A new report from the Australian Industry (Ai) Group has outlined the state of business digitalisation as more companies transition to Industry 4.0, providing a set of recommendations on how to overcome lingering challenges.
The report, titled The Fourth Industrial Revolution: Australian businesses in transition, indicates that an increasing number of company business models are being transformed to take advantage of the possibilities of connected devices, data analytics and other technologies.
Ai Group chief executive Innes Willox said while business engagement with Industry 4.0 is growing and maturing, many companies are yet to get on board.
“This report assesses progress on digitalisation and changes to the underlying technological landscape; highlights case studies from leading innovators; and sets out key policy priorities for work by government and businesses,” Willox said.
“In our latest report we find that Australian businesses are currently transitioning to and within Industry 4.0. An overall finding is that there has been substantial progress in embracing Industry 4.0. But the gap between 4.0 leaders and the majority of businesses is substantial.”

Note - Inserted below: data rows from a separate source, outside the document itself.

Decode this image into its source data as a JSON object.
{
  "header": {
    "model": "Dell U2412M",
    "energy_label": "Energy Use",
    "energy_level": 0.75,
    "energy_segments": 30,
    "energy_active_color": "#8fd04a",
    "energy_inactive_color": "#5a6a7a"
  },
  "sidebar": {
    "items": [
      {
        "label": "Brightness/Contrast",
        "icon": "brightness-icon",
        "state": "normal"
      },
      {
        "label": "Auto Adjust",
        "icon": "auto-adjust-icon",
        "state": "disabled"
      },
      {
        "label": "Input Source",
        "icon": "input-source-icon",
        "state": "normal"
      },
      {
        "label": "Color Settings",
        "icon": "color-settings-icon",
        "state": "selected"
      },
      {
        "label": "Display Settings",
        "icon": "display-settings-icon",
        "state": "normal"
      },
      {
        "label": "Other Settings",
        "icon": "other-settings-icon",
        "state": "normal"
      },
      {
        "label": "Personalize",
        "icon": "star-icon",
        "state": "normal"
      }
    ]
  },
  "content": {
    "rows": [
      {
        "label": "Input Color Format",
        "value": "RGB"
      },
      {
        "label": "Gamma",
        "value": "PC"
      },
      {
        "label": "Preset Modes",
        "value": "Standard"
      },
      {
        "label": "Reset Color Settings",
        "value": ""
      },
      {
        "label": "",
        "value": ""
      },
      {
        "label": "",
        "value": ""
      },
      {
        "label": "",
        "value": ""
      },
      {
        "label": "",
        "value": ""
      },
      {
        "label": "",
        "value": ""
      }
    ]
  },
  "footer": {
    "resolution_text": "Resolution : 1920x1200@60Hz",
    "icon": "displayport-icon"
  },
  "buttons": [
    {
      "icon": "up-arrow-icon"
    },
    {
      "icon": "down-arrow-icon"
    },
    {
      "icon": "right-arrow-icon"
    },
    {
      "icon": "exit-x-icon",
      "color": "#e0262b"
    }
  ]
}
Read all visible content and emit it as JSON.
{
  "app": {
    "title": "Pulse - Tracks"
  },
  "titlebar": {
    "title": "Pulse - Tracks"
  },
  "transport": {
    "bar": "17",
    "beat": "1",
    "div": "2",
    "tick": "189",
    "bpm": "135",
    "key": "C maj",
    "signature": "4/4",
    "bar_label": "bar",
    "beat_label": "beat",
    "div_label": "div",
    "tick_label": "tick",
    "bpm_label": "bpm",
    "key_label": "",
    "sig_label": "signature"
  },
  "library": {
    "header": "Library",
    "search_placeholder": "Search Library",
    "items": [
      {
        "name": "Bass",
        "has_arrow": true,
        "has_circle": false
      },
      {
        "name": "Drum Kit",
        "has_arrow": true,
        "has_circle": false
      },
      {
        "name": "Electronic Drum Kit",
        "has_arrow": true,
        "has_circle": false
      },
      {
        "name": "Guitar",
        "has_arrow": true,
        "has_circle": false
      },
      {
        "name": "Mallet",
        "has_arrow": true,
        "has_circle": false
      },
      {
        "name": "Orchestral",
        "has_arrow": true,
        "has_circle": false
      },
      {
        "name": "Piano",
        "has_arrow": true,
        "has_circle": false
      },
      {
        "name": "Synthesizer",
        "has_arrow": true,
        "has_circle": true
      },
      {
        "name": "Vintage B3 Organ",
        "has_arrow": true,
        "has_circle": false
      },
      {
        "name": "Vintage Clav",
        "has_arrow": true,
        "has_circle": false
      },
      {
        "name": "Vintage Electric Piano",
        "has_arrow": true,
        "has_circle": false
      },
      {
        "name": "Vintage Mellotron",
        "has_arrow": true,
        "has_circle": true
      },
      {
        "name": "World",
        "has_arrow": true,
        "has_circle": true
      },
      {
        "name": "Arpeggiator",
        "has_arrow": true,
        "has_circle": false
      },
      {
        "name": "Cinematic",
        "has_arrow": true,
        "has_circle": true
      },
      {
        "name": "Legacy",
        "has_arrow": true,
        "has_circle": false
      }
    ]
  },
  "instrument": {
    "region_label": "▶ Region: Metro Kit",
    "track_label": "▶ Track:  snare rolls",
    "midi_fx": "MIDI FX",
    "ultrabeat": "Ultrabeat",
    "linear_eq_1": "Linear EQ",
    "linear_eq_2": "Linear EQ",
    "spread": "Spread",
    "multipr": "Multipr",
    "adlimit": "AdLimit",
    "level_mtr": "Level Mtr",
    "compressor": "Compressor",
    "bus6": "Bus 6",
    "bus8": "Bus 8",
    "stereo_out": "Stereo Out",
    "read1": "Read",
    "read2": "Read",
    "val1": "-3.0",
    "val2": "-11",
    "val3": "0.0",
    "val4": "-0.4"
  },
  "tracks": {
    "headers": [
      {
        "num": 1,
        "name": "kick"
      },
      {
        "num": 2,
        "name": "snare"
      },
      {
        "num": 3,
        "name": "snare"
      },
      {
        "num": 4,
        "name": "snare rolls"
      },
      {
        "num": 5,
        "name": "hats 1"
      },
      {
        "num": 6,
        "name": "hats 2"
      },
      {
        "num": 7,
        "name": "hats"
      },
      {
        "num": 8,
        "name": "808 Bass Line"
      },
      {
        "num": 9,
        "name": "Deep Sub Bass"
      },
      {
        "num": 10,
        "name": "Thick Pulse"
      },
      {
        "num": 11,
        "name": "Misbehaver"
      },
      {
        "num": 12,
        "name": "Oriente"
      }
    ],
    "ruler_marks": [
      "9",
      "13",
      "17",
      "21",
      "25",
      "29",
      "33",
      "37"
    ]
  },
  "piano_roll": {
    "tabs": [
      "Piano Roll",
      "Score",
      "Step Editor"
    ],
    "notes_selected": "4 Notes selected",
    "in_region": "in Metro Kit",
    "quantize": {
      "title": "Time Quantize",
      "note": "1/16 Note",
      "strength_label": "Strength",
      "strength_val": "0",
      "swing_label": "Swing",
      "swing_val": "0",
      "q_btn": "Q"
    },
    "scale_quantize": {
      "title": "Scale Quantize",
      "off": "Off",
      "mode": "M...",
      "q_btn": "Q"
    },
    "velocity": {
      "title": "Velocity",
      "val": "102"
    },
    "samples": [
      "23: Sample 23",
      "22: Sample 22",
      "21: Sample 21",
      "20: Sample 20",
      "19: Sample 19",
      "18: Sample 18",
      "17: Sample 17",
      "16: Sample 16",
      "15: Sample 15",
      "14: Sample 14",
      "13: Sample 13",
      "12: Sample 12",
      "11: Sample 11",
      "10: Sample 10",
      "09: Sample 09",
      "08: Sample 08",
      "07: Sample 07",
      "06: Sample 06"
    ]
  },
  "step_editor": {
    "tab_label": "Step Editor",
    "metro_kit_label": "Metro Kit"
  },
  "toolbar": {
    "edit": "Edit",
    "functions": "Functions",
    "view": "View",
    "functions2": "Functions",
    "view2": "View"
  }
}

Willox said that the steps towards Industry 4.0 were not easy, with successes also involving the countering of many challenges. Further, some businesses are not yet finding any clarity of the advantages of technologies and methods associated with Industry 4.0.
“For example, despite expected cost efficiencies through adoption of connected devices, often called the Internet of Things (IoT), challenges remain for promoting the business value of IoT. According to the latest ABS data on business use of IT, more than 60% of businesses did not see any value in IoT – a pillar of Industry 4.0,” he said.
“Cyber security threats remain a growing and evolving risk management issue for many businesses. 2018 saw the commencement of a range of significant data privacy legislation including the Australian Notifiable Data Breaches (NDB) Scheme, as well as the controversial Assistance and Access Act which requires suppliers of secure systems to help circumvent them.”
Over 30 per cent of businesses surveyed by Ai Group experienced a cyber security incident, with the most common arising from hacking, phishing, and malware. Ai Group data also found nearly 80 per cent of businesses invested in cyber security measures, up from just over 20 per in its 2017 report.
“Even with improvements in cyber security investment, notifiable data breaches under the NDB Scheme point to the need for improved cyber security and data management posture within organisations, where government support might assist,” Willox said.
In addition to Ai Group’s key findings, the report also includes recommendations to support the transition to Industry 4.0. These include a strong focus on cyber security, promotion of business investment, encouragement of innovation and sustainability, flexibility of legal and regulatory frameworks, clarity of standards for digitalisation, strengthening workforce skills and workplace relations, and a reduction of barriers to trade.